Kidding or not, the PCRM has real concerns about the food safety inspection system of the US Department of Agriculture.
The US Department of Agriculture said it was implementing a "zero tolerance policy for fecal matter in meat and poultry".
The USDA said it was sending inspectors to facilities that control a large amount of selected meat throughout the day. If inspectors discover faeces on an animal carcass, they ensure that contaminated meat can not enter the food supply, said the USDA.
The PCRM lawyer, however, stated that the USDA's current inspection policy was not sufficient, as it only applied to faecal matter "visible" on the production line.
In addition, the USDA has relaxed its rules on the speed at which poultry companies can treat birds. The requirement was 140 birds per minute, but was raised to 175 birds per minute.
This gives line workers about three birds to scan per second – a rate deemed too fast to see feces.
For at least six years, the PCRM has been asking questions about feces in birds and has recently commenced legal action in the Federal District Court in Washington, DC.
"Nobody wants to eat faeces," says PCRM's lawyer Deborah Press.
However, the problem is not limited to exhaustion: microbes such as E. coli are found in feces.
Despite these concerns, they say they do not receive government responses regarding their food inspection procedures.
In 2013, PCRM sent a petition to the USDA asking it to change its rules on faecal contamination.
During a test of chicken products, the PCRM revealed that 48% of the meat was tested positive for faecal contamination.
The PCRM filed an application under the Freedom of Information Act in 2017, requesting "records regarding the number of USDA poultry inspectors, the detection rates of visible fecal contamination from the poultry, the average speed of poultry supply chains, the USDA poultry inspection rates and inspection training ".
Their lawsuit indicates that the USDA has violated the act by not responding to the request. Federal law requires agencies to respond to FOIA requests within 20 days of receipt, according to the Digital Media Law Project.
In a statement, a spokeswoman for the Department of Agriculture told CNN that the USDA could not comment on an ongoing dispute.
According to the PCRM, the requirement for "visible" faecal contamination conceals what happens in chickens during the lineage.

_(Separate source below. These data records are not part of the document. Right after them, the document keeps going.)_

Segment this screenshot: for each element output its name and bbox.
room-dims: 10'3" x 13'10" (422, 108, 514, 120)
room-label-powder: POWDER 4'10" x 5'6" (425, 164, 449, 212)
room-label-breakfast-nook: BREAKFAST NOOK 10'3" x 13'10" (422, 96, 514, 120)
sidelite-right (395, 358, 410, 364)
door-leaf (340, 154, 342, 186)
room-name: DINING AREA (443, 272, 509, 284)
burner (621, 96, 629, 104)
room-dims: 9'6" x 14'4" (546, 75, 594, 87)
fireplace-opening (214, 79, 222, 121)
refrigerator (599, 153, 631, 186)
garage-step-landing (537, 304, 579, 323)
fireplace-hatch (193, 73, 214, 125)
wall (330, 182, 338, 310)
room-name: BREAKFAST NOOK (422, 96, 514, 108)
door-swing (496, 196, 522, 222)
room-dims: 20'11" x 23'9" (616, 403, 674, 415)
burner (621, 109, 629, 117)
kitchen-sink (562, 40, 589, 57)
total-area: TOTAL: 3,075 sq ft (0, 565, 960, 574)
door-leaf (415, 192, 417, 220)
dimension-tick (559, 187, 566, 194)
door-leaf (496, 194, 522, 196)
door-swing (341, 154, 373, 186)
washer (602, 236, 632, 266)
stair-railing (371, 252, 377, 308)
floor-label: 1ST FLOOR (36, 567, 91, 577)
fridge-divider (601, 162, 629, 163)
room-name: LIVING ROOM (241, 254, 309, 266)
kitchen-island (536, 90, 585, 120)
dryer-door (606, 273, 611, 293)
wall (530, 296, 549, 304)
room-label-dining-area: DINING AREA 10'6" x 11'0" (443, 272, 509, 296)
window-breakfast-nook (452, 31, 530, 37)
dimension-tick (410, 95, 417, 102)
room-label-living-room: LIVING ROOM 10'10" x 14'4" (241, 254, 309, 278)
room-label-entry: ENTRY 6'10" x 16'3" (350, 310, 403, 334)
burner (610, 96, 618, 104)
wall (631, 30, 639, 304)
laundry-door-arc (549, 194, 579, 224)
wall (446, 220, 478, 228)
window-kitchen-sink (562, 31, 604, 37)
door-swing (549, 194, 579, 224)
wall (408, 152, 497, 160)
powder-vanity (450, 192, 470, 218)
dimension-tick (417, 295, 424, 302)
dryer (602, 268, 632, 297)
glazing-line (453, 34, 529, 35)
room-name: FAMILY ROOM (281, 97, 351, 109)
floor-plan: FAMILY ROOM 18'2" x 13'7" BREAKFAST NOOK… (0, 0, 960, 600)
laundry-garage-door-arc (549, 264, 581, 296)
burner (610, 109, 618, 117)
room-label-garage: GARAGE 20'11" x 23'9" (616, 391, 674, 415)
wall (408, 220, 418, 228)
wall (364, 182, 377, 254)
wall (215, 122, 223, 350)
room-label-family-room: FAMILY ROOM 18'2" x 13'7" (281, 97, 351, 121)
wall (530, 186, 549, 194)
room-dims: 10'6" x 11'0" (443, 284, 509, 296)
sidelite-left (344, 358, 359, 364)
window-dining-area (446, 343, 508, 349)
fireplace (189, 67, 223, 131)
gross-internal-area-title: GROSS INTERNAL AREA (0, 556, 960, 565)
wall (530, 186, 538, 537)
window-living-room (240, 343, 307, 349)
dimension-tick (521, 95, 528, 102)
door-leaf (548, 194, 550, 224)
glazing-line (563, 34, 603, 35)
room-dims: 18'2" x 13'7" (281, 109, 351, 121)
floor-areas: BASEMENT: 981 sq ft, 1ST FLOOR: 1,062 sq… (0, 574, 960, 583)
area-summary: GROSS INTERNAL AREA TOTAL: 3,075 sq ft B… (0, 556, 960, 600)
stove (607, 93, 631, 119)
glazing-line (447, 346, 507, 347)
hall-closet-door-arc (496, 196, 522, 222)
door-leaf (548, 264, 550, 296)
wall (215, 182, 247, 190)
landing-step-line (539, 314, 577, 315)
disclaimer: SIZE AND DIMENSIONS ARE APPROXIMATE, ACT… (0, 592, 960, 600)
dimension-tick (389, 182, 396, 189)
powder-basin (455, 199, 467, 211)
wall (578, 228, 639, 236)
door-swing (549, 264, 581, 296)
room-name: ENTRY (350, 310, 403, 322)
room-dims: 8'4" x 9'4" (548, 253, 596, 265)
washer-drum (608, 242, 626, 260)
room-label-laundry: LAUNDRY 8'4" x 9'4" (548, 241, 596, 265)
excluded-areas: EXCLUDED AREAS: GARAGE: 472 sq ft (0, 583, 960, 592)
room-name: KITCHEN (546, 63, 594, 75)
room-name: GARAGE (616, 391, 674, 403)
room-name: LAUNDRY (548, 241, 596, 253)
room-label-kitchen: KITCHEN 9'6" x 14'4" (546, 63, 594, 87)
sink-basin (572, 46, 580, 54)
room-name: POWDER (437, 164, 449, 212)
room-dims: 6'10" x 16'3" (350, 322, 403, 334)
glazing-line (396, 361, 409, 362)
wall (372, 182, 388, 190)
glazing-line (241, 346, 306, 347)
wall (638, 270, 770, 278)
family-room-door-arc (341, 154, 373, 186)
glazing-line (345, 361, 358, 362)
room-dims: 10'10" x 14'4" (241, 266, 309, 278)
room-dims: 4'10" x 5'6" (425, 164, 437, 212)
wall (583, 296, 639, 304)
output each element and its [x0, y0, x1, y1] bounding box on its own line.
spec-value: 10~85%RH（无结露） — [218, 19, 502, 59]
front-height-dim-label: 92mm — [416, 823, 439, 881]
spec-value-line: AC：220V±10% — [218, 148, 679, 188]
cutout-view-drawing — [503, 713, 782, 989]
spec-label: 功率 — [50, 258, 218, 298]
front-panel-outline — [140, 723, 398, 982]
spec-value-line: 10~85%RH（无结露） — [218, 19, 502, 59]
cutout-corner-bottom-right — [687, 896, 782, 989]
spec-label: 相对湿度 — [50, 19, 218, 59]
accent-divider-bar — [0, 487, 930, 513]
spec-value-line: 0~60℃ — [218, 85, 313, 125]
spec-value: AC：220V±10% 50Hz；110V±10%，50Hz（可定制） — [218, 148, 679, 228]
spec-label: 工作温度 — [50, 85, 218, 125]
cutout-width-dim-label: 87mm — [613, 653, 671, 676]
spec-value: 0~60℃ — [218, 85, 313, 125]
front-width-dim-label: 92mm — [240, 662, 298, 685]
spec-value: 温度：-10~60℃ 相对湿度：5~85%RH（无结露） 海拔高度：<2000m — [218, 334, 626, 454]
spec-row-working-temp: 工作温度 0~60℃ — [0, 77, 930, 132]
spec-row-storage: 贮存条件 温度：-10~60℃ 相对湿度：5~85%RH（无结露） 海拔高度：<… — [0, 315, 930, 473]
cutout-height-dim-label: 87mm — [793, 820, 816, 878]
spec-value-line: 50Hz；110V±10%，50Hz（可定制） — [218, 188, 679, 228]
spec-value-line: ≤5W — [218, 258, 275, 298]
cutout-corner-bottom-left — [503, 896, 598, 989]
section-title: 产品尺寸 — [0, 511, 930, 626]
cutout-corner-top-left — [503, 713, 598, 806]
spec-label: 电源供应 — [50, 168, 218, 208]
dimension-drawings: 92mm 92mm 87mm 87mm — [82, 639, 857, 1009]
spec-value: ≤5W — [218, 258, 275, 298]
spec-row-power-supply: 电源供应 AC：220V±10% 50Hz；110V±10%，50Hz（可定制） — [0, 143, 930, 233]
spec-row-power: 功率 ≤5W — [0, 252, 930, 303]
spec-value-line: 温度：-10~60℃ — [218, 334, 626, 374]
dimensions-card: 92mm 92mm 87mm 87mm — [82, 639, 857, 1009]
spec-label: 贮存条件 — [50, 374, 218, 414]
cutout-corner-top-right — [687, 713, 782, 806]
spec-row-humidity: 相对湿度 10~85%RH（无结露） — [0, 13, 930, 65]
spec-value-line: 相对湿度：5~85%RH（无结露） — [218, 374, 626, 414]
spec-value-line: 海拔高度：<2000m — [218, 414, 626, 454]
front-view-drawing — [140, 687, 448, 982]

The group quotes an unnamed federal inspector who told them:
"We often see birds come down with intestines still covered in faecal contamination.If there is no faecal contamination on the skin of the bird, we can not do anything for it though. To avoid following that line. "
The bird would then enter a water tank, where the remaining faeces could be washed away and could be deposited on other bird carcasses in the tank. The inspector said that it was sometimes a "faecal soup".
According to the press, the complaint will hardly stand up in the courts, but it believes that changes are possible.